We are already witnessing Big Pharmacy Business (BPR) instituting two policies which are having a direct effect on employee pharmacists.  BPR is replacing more mature experienced pharmacists with freshly minted graduates (or IPGs) at significantly lower pay scales (so much for appreciation for loyalty and years of dedication).  Secondly the use of more pharmacy assistants (maybe also some so called pharmacy technicians) is becoming more prevalent.  Anything to save a buck in a razor thin margin business activity, namely dispensing drugs.  Still lots of money still to be made selling all the other stuff of course: cough syrups, fat flushes, homeopathy, useless vitamins etc. and we must not forget the pizzas, candy and pop.

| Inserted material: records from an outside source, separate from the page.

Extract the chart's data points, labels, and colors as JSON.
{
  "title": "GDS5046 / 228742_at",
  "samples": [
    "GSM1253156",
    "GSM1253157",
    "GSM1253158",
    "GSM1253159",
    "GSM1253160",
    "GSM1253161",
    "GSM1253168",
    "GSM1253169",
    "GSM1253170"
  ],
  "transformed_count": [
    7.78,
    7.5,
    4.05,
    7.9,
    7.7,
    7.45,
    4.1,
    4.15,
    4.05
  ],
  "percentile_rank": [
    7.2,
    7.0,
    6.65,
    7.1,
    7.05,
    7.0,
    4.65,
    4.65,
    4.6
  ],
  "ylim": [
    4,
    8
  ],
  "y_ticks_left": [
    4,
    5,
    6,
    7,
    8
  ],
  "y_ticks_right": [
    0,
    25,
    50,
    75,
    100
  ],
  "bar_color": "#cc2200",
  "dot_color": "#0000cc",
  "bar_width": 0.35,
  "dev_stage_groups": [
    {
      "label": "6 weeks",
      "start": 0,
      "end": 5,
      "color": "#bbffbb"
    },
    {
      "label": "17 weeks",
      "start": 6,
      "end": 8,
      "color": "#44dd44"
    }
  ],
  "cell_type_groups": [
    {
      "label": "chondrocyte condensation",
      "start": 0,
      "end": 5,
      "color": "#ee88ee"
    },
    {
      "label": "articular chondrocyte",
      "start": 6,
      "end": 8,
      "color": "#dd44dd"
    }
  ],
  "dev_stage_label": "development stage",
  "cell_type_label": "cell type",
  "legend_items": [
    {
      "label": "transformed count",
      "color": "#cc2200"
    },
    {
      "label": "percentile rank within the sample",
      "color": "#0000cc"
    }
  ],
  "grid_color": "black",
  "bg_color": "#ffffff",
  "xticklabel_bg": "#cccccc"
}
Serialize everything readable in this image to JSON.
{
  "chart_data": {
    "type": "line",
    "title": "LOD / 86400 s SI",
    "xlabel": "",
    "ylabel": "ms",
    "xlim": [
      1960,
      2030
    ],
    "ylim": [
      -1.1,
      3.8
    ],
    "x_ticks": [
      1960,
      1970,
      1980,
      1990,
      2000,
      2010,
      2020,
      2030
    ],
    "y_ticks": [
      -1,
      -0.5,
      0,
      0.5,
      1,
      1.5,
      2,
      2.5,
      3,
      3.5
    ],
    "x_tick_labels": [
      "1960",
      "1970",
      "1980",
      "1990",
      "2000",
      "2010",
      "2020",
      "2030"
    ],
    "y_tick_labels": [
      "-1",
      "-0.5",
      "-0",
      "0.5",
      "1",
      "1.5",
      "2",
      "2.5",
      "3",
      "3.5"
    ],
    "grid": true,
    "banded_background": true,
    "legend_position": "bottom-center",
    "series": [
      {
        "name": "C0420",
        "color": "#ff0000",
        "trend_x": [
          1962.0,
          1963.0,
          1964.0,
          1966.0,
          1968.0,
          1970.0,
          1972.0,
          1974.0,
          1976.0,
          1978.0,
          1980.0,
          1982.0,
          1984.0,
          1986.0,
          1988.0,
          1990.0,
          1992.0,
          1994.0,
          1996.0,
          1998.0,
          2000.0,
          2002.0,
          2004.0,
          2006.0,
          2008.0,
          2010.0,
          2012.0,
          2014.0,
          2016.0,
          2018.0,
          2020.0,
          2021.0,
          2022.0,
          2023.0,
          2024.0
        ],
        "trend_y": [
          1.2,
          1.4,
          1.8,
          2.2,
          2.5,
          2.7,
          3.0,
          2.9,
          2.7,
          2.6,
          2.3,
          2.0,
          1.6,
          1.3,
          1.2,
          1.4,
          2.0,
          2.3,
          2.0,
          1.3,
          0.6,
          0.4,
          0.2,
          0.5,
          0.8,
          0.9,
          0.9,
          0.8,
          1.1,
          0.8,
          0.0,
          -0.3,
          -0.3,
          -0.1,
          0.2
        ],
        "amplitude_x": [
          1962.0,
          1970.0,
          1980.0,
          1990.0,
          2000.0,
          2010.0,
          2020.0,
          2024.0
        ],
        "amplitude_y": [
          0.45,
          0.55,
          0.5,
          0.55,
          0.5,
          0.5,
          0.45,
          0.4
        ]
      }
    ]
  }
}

So what has pharmacy Academia done in the face of this reality?  First Academia ignores reality, and then, if all that data isn’t enough, it pours on more data and forces all pharmacists to become PharmDs.  So now we are seeing PharmDs sitting in those 10’ by 20’ cubicles making $38.00 an hour, agonizing about how they are ever going to pay that 120K (or more) student loan, and wondering where it all went so wrong.

A Pharmacy Degree does not have to be a life sentence.  Change is happening quickly.  Pharmacists are already getting caught in the cross fire.  Plunging compensation, under employment, and even unemployment are now becoming the norm.  Meanwhile hungry governments keep picking away at pharmacy’s flesh.

The answers are: not clear.  But we can start with: adapt, innovate and be prepared to take risks & to change one’s personal environment.   If pharmacists continue to hope for the best and to rely on so called ‘pharmacy leaders’ to lead them out of the desert, doom is the inevitable conclusion.  If pharmacists leave their fate in the hands of others, the future is predictable.  Not good.

Every pharmacist must take a hold of his/her own destiny and shape his/her future with hope, job satisfaction and future security, and this just might be outside fast disappearing  traditional retail pharmacy.

It’s never too late to reach out for what you want in life, and a pharmacy degree does not have to anchor you to the sea floor.